Last, but by no means least, NOG remains hedged on the majority of its oil production through 2021 at attractive oil prices. Specifically, the company has hedged an average of 24,787 barrels of oil per day for Q4 2020 at approximately $58 per barrel and another 21,393 barrels per day in 2021 at approximately $55 per barrel.

All these are bullish catalysts for the company.

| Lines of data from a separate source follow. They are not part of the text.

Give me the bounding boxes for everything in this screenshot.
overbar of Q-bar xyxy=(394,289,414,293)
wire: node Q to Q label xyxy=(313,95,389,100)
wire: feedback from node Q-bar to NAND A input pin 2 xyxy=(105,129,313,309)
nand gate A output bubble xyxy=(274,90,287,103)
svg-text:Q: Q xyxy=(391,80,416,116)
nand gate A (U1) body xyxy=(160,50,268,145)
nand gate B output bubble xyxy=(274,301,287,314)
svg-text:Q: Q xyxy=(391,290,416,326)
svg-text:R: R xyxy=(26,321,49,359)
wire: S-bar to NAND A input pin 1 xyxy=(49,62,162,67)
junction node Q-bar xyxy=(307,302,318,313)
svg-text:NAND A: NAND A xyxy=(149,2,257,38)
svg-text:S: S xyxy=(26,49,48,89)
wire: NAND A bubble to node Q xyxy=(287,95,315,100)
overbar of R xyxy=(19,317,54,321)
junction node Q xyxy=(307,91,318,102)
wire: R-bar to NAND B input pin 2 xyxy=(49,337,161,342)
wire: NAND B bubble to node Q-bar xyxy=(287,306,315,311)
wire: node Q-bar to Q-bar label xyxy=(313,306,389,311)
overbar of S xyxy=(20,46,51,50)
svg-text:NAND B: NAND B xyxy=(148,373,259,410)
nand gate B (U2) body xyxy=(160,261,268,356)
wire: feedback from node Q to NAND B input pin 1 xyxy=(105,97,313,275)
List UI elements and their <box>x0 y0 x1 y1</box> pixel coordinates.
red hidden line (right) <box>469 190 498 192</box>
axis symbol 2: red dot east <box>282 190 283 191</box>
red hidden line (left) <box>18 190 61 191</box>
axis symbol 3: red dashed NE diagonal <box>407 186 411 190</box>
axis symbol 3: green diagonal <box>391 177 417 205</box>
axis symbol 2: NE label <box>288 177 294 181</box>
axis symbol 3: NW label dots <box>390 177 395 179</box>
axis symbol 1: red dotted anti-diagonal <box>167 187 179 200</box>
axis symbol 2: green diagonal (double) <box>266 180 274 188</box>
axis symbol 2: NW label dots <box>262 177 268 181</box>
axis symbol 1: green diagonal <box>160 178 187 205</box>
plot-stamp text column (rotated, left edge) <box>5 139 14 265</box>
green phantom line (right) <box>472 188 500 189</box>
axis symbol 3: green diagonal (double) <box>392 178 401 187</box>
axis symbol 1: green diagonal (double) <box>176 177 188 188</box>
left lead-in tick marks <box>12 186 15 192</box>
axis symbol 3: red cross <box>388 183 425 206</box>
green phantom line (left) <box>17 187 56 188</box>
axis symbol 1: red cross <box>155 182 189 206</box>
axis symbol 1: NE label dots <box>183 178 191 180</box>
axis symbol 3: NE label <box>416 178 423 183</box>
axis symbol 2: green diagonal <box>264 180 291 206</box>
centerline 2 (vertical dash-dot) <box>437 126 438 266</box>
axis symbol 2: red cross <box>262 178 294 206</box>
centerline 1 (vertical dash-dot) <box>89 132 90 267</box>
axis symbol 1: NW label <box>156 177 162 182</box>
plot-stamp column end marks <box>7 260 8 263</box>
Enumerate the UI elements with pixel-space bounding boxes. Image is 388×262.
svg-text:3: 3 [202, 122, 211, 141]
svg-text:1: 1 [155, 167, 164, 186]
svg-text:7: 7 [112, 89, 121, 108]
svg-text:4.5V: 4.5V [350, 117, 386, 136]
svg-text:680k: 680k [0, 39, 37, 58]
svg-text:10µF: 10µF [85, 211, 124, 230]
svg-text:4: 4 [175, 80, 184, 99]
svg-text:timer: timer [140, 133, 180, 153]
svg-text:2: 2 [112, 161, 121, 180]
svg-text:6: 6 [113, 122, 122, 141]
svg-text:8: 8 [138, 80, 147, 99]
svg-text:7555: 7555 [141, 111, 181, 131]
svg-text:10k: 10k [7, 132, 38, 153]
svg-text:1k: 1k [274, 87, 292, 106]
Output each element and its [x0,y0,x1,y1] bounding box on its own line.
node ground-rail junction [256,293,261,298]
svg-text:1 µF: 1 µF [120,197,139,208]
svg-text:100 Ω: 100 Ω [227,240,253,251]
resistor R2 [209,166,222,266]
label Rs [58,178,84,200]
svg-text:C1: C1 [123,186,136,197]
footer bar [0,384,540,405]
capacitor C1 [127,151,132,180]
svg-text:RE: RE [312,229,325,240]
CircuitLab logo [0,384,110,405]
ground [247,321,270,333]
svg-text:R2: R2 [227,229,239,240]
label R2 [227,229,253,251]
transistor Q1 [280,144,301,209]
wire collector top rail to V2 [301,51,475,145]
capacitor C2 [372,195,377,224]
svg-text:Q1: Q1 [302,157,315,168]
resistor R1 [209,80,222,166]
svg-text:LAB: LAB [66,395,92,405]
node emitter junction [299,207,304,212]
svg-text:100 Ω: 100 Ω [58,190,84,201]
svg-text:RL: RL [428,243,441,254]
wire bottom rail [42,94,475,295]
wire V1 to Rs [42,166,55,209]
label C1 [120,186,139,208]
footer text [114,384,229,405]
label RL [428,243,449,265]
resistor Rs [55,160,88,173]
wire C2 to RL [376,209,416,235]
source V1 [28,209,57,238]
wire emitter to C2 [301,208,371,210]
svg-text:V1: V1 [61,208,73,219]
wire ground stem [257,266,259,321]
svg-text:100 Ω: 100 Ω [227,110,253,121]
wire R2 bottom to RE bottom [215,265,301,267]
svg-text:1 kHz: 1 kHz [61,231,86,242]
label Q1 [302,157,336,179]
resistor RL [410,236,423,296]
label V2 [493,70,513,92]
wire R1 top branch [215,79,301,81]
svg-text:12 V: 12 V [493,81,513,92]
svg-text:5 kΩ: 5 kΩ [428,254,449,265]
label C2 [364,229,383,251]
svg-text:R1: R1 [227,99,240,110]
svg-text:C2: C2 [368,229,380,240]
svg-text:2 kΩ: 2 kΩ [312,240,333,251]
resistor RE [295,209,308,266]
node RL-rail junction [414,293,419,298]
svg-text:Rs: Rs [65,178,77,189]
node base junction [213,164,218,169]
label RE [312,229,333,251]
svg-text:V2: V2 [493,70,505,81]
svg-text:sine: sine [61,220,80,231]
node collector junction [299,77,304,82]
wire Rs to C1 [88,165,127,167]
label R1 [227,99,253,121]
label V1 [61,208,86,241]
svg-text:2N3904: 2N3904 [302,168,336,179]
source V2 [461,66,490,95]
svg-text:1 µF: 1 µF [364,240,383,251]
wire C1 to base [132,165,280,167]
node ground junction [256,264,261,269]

3. Torchlight Energy Resources

  • Market Cap: $30.4M
  • YTD Change: -66.6%

Torchlight Energy (NASDAQ:) engages in the acquisition, exploration, exploitation, and/or development of oil and natural gas properties in the United States.

This Texas Wildcatter purchased a neglected oil patch in the Orogrande Basin on the cheap back in 2015. The Orogrande Basin is actually considered a pariah among E&P circles, and Torchlight set out to prove the naysayers wrong. The company plans to walk off the beaten track by employing Frac tech and believes the patch could yield as much as a billion barrels of oil–which would be a record for a small-cap.

This speculative play has definitely been worth watching.

In February, Torchlight announced that it had measured “substantial” initial potential oil and gas hydrocarbon recoveries from its recently drilled and completed Cactus (NYSE:) A35 #1H test well in west Texas’ Orogrande Basin. The news sent the shares soaring 15% in intraday trading.

Unfortunately, concerns of high cash burn and growing leverage have been weighing heavily on the stock–and Torchlight’s time could be running out.

Back in July, Torchlight was able to sell shares worth $3M in the capital markets, which it intends to use to pay down debt, in drilling obligations and general corporate purposes. However, even that door might soon close: In August, the company received an extension to meet its minimum bid requirement with NASDAQ for 180 days or until Feb 1, 2021 or risk being delisted.